First, I approached the OBGYN who would be in-house that weekend. He had already spoken with Dr. R., but due to a long-standing relationship with the family, Dr. R. was adamant about keeping the patient in the facility. He felt he was capable of handling the situation. However, both the OBGYN and I felt we were sitting on a time bomb.

I knew I needed to hold a crucial confrontation with Dr. R. I approached him and explained we weren't sure what would happen, but if this patient went into labor it meant an immediate C-section. I described the gap by reviewing our policy about not keeping high-risk patients and relayed my concerns. Then I presented the consequences he hadn't considered, which were that if she went into labor and got into trouble, we may not be able to save the baby or the mother.

He responded, "Well, what do you think we should do?"

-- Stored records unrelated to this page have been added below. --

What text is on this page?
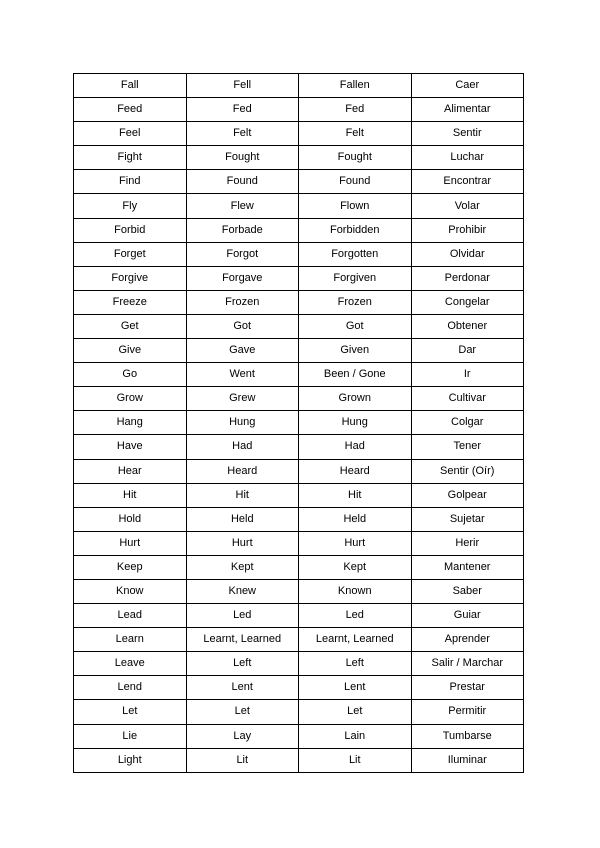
Fall	Fell	Fallen	Caer
Feed	Fed	Fed	Alimentar
Feel	Felt	Felt	Sentir
Fight	Fought	Fought	Luchar
Find	Found	Found	Encontrar
Fly	Flew	Flown	Volar
Forbid	Forbade	Forbidden	Prohibir
Forget	Forgot	Forgotten	Olvidar
Forgive	Forgave	Forgiven	Perdonar
Freeze	Frozen	Frozen	Congelar
Get	Got	Got	Obtener
Give	Gave	Given	Dar
Go	Went	Been / Gone	Ir
Grow	Grew	Grown	Cultivar
Hang	Hung	Hung	Colgar
Have	Had	Had	Tener
Hear	Heard	Heard	Sentir (Oír)
Hit	Hit	Hit	Golpear
Hold	Held	Held	Sujetar
Hurt	Hurt	Hurt	Herir
Keep	Kept	Kept	Mantener
Know	Knew	Known	Saber
Lead	Led	Led	Guiar
Learn	Learnt, Learned	Learnt, Learned	Aprender
Leave	Left	Left	Salir / Marchar
Lend	Lent	Lent	Prestar
Let	Let	Let	Permitir
Lie	Lay	Lain	Tumbarse
Light	Lit	Lit	Iluminar
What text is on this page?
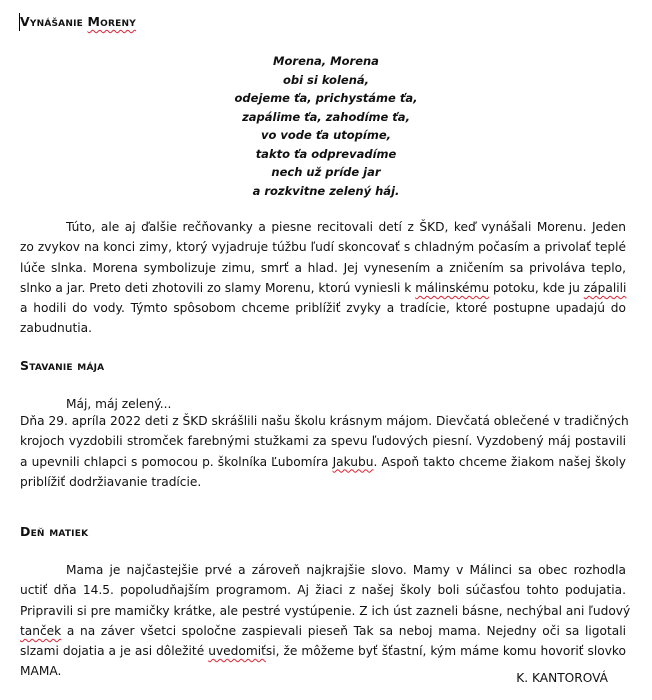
Vynášanie Moreny
Morena, Morena
obi si kolená,
odejeme ťa, prichystáme ťa,
zapálime ťa, zahodíme ťa,
vo vode ťa utopíme,
takto ťa odprevadíme
nech už príde jar
a rozkvitne zelený háj.
Túto, ale aj ďalšie rečňovanky a piesne recitovali detí z ŠKD, keď vynášali Morenu. Jeden
zo zvykov na konci zimy, ktorý vyjadruje túžbu ľudí skoncovať s chladným počasím a privolať teplé
lúče slnka. Morena symbolizuje zimu, smrť a hlad. Jej vynesením a zničením sa privoláva teplo,
slnko a jar. Preto deti zhotovili zo slamy Morenu, ktorú vyniesli k málinskému potoku, kde ju zápalili
a hodili do vody. Týmto spôsobom chceme priblížiť zvyky a tradície, ktoré postupne upadajú do
zabudnutia.
Stavanie mája
Máj, máj zelený...
Dňa 29. apríla 2022 deti z ŠKD skrášlili našu školu krásnym májom. Dievčatá oblečené v tradičných
krojoch vyzdobili stromček farebnými stužkami za spevu ľudových piesní. Vyzdobený máj postavili
a upevnili chlapci s pomocou p. školníka Ľubomíra Jakubu. Aspoň takto chceme žiakom našej školy
priblížiť dodržiavanie tradície.
Deň matiek
Mama je najčastejšie prvé a zároveň najkrajšie slovo. Mamy v Málinci sa obec rozhodla
uctiť dňa 14.5. popoludňajším programom. Aj žiaci z našej školy boli súčasťou tohto podujatia.
Pripravili si pre mamičky krátke, ale pestré vystúpenie. Z ich úst zazneli básne, nechýbal ani ľudový
tanček a na záver všetci spoločne zaspievali pieseň Tak sa neboj mama. Nejedny oči sa ligotali
slzami dojatia a je asi dôležité uvedomiťsi, že môžeme byť šťastní, kým máme komu hovoriť slovko
MAMA.	K. KANTOROVÁ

I replied, "The patient needs to be transferred to Reno. If she goes into labor they can do an immediate C-section and she'll have 24-7, in-house coverage."

Reluctantly, he agreed. That Thursday, the patient was transferred to Reno.

After I returned, I learned the woman had delivered Friday morning. There were complications, and they immediately went to C-section and the mom did well. The baby spent two days in the NICU.

Crucial Confrontations Training has given me the skills to know what to do when I'm in the middle of a high-stakes, accountability discussion. Before the training, I struggled to hold others accountable, but now I can effectively get commitment and closure.

Two weeks after my confrontation, Dr. R. thanked me for persuading him to make the right decision.